Russian composer Igor Stravinsky premiered a number of his works at the half-shell amphitheater. His American colleague, composer Aaron Copland, chose the sycamore-tangled setting to debut his conducting career. More recently, surf rocker Jack Johnson packed the bowl with fans of his popular tunes.

But time and termites have taken a toll. The stage’s clamshell cover is crumbling from wood rot, said Jeff Haydon, executive director of the Ojai Music Festival. The foundation is unstable and gaping holes have opened up in subfloors, he said.

Next month, the 53-year-old structure will be razed and rebuilt, financed by a grass-roots campaign that raised $3 million. But the bowl’s supporters say they need hundreds of thousands of dollars more to add extra dressing rooms, restrooms and other amenities that will allow the venue to continue drawing world-class acts.

Raising the money hasn’t been easy in a time when people are losing jobs, struggling to pay bills and watching their 401(k)s dwindle, even in affluent Ojai, Haydon said.

“We have gone to our usual donors and then gone back again,” he said. “It’s the biggest civic project Ojai has ever undertaken.”

Initially called the Festival Bowl, the amphitheater was constructed to house the Ojai Music Festival, an annual weekend of eclectic, avant-garde music created six decades ago by high-minded music lovers from the Ojai Valley. In the 1970s, it was renamed Libbey Bowl to honor Edward Drummond Libbey, one of the city’s founders.

Over the years, Libbey Bowl has attracted a regional audience as the site of poetry, storytelling, film, rock music, Fourth of July concerts and Shakespeare productions. But it is most famous as the home of the internationally renowned Ojai Musical Festival.

Past music directors Michael Tilson Thomas, Pierre Boulez and Esa-Pekka Salonen were known for programs that challenged “contemporary music intelligentsia,” as one reviewer put it. This year’s festival, which opens June 10, is no less cutting-edge.

Conductor George Benjamin will lead mezzo-soprano Hilary Summers and Frankfurt-based Ensemble Modern in performing the works of Frank Zappa.

Tilson Thomas, who directs the San Francisco Symphony, recalls his Ojai Music Festival days fondly. “It was a wonderful little retreat, and part of the charm was those twisting sycamore trees,” he said.

The festival’s outsize reputation is a source of pride to residents, even for those who sometimes find the musical offerings hard to embrace.

“Some of the concerts are unbearable,” said Alan Rains, who grew up in Ojai and runs the local family-owned department store. “I’ve seen people with their fingers in their ears.

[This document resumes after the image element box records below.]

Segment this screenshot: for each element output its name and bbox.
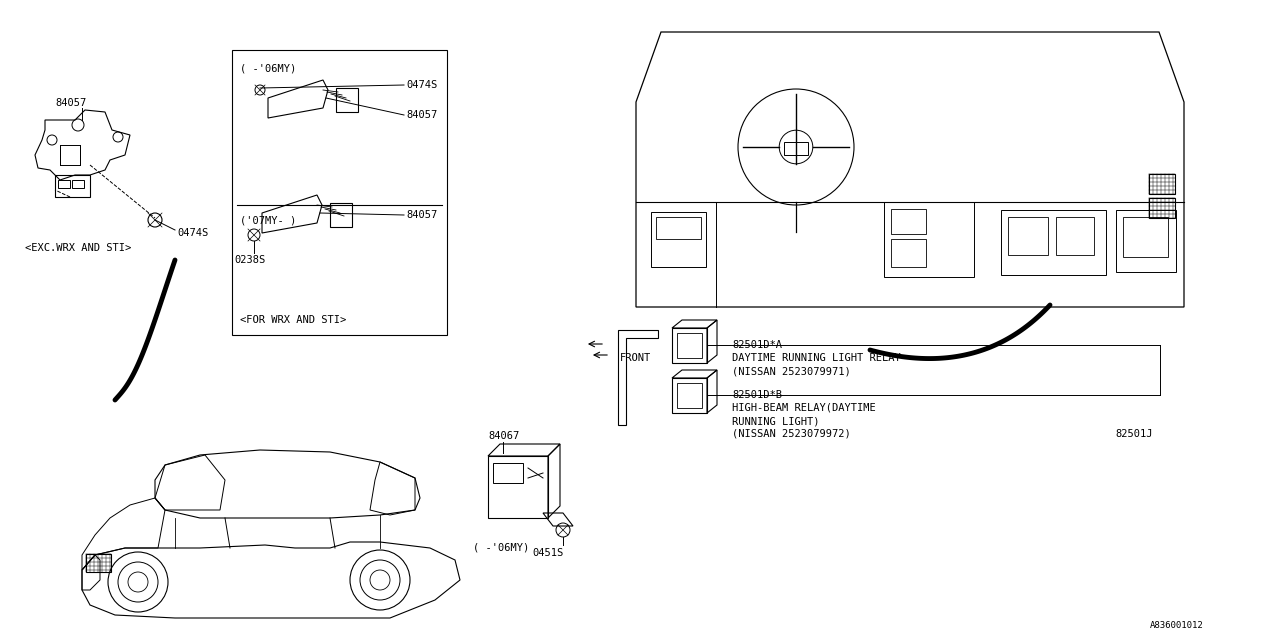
Text: 0474S: 0474S [177, 228, 209, 238]
Text: 0451S: 0451S [532, 548, 563, 558]
Text: 82501D*B: 82501D*B [732, 390, 782, 400]
Bar [1056, 217, 1094, 255]
Text: <EXC.WRX AND STI>: <EXC.WRX AND STI> [26, 243, 132, 253]
Text: 84057: 84057 [406, 210, 438, 220]
Text: RUNNING LIGHT): RUNNING LIGHT) [732, 416, 819, 426]
Bar [677, 333, 701, 358]
Text: HIGH-BEAM RELAY(DAYTIME: HIGH-BEAM RELAY(DAYTIME [732, 403, 876, 413]
Bar [672, 328, 707, 363]
Bar [657, 217, 701, 239]
Bar [1149, 198, 1175, 218]
Bar [86, 554, 111, 572]
Text: 84067: 84067 [488, 431, 520, 441]
Bar [72, 180, 84, 188]
Text: ('07MY- ): ('07MY- ) [241, 215, 296, 225]
Bar [1009, 217, 1048, 255]
Bar [1116, 210, 1176, 272]
Text: 0238S: 0238S [234, 255, 265, 265]
Bar [58, 180, 70, 188]
Bar [493, 463, 524, 483]
Bar [891, 239, 925, 267]
Bar [652, 212, 707, 267]
Bar [55, 175, 90, 197]
Bar [1123, 217, 1169, 257]
Text: <FOR WRX AND STI>: <FOR WRX AND STI> [241, 315, 347, 325]
Bar [672, 378, 707, 413]
Bar [1149, 174, 1175, 194]
Text: A836001012: A836001012 [1149, 621, 1203, 630]
Text: 84057: 84057 [406, 110, 438, 120]
Text: ( -'06MY): ( -'06MY) [474, 543, 529, 553]
Text: ( -'06MY): ( -'06MY) [241, 63, 296, 73]
Text: 82501D*A: 82501D*A [732, 340, 782, 350]
Text: (NISSAN 2523079972): (NISSAN 2523079972) [732, 429, 851, 439]
Text: 84057: 84057 [55, 98, 86, 108]
Bar [891, 209, 925, 234]
Bar [677, 383, 701, 408]
Text: 82501J: 82501J [1115, 429, 1152, 439]
Bar [884, 202, 974, 277]
Bar [337, 88, 358, 112]
Text: (NISSAN 2523079971): (NISSAN 2523079971) [732, 366, 851, 376]
Bar [330, 203, 352, 227]
Bar [488, 456, 548, 518]
Bar [232, 50, 447, 335]
Text: DAYTIME RUNNING LIGHT RELAY: DAYTIME RUNNING LIGHT RELAY [732, 353, 901, 363]
Text: 0474S: 0474S [406, 80, 438, 90]
Bar [1001, 210, 1106, 275]
Text: FRONT: FRONT [620, 353, 652, 363]
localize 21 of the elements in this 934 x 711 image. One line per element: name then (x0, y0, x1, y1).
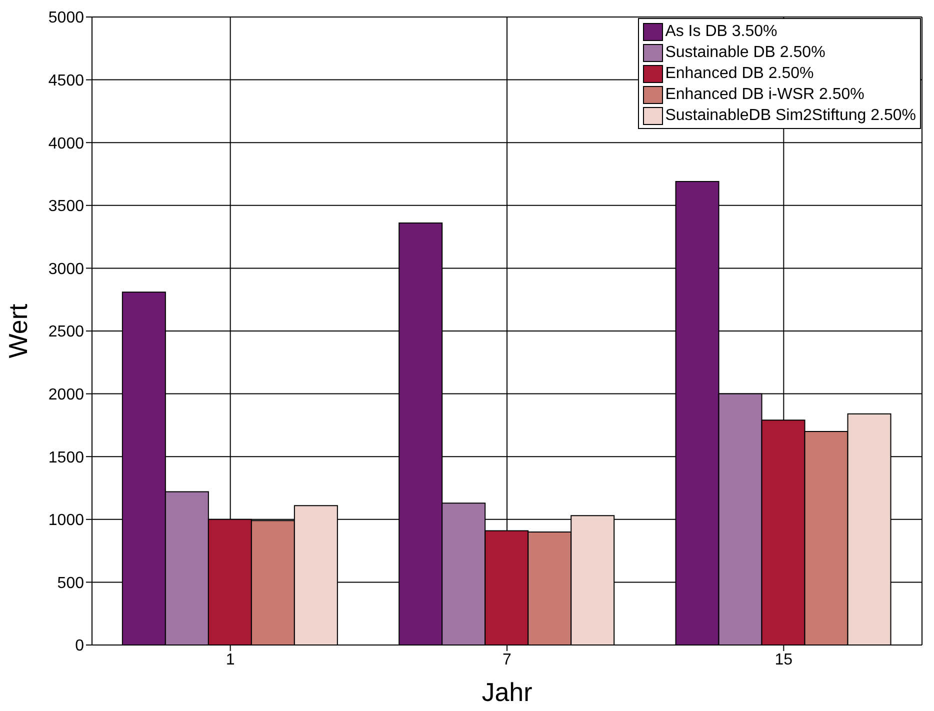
legend-label: SustainableDB Sim2Stiftung 2.50% (665, 106, 916, 124)
y-axis-title: Wert (3, 303, 34, 358)
y-tick-label: 2500 (48, 324, 84, 341)
x-axis-title: Jahr (482, 677, 533, 707)
legend-label: Enhanced DB i-WSR 2.50% (665, 86, 864, 104)
y-tick-label: 1000 (48, 512, 84, 530)
y-tick-label: 500 (57, 574, 84, 592)
y-tick-label: 5000 (48, 10, 84, 27)
legend-label: Sustainable DB 2.50% (665, 44, 826, 62)
y-tick-label: 1500 (48, 449, 84, 466)
y-tick-label: 0 (75, 638, 84, 655)
x-tick-label: 7 (502, 651, 512, 668)
y-tick-label: 4000 (48, 135, 84, 152)
y-tick-label: 4500 (48, 72, 84, 90)
y-tick-label: 3000 (48, 260, 84, 278)
legend-label: Enhanced DB 2.50% (665, 64, 814, 82)
y-tick-label: 2000 (48, 386, 84, 404)
legend-label: As Is DB 3.50% (665, 22, 778, 40)
x-tick-label: 15 (774, 651, 793, 668)
y-tick-label: 3500 (48, 198, 84, 216)
x-tick-label: 1 (226, 651, 235, 668)
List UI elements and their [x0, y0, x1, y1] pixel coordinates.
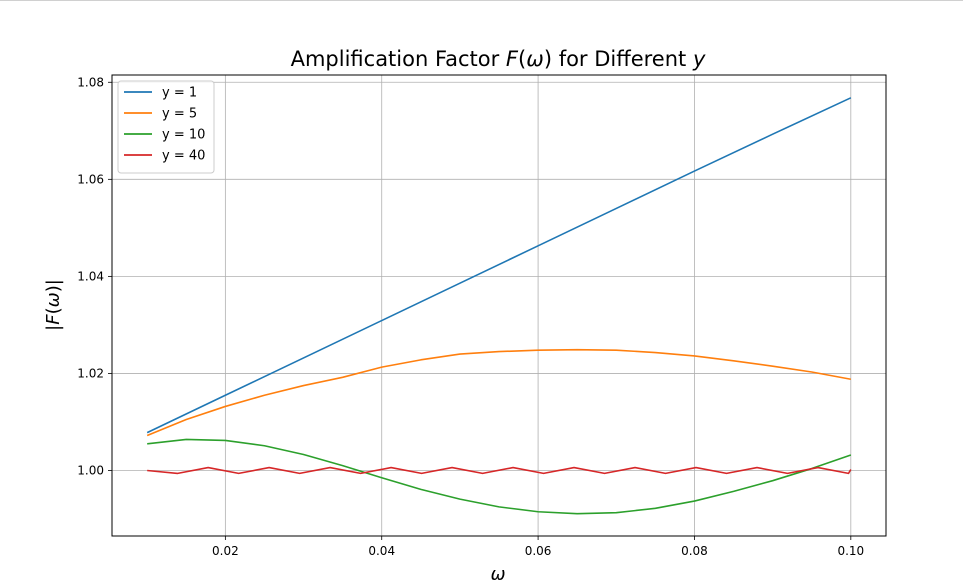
grid-lines	[112, 75, 886, 536]
x-tick-label: 0.04	[368, 544, 395, 558]
series-line-2	[146, 348, 851, 437]
ylabel-func: F	[43, 314, 64, 325]
x-tick-label: 0.06	[525, 544, 552, 558]
legend-label: y = 1	[162, 86, 197, 101]
title-var: y	[692, 47, 706, 71]
legend: y = 1 y = 5 y = 10 y = 40	[117, 80, 215, 174]
legend-label: y = 40	[162, 149, 205, 164]
y-tick-label: 1.06	[77, 172, 104, 186]
x-tick-label: 0.10	[837, 544, 864, 558]
ylabel-close: )	[43, 285, 64, 292]
legend-box	[117, 80, 215, 174]
y-tick-label: 1.04	[77, 269, 104, 283]
ylabel-bar-left: |	[43, 325, 64, 331]
title-middle: for Different	[552, 47, 693, 71]
title-prefix: Amplification Factor	[291, 47, 506, 71]
x-tick-label: 0.08	[681, 544, 708, 558]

But the overall experience can be quite rewarding.”

Events at Libbey Bowl pump about $3.5 million annually into the city’s economy, making it an important economic as well as cultural landmark, Rains said. The Ojai Valley Service Foundation estimates that amount could double once expanded programs are brought to the revamped amphitheater, which will have a capacity of about 2,000.

“It will certainly drive more tourists here,” said Rains, who sits on the foundation’s fundraising committee. “That’s more tax revenue for the city and more business for merchants.”

The Ojai Music Festival, local nonprofit groups and the city — working with architect David Bury — came up with a design that largely retains the look of the current structure. But the venue’s infrastructure and backstage areas will be expanded to better accommodate artists and production crews, Haydon said.

The clamshell roof will be raised about 6 feet to improve acoustics, and the stage will also grow a little, Haydon said. Hard wooden benches just off the stage area, endured by long-suffering audiences for decades, will be taken out and replaced with individual seating. The bowl will be realigned to face the lawn areas that seat 800 people; the grassy areas will also be re-graded to improve sight lines.

Supporters say the bowl, scheduled to reopen in June 2011 in time for the 65th Ojai Music Festival, will look much the same.

“You won’t notice a whole lot of difference,” fundraiser Nita Whaley said. “The trees, the birds, the stars — all of those things that make Libbey Bowl such a magical place — they’ll still be here.”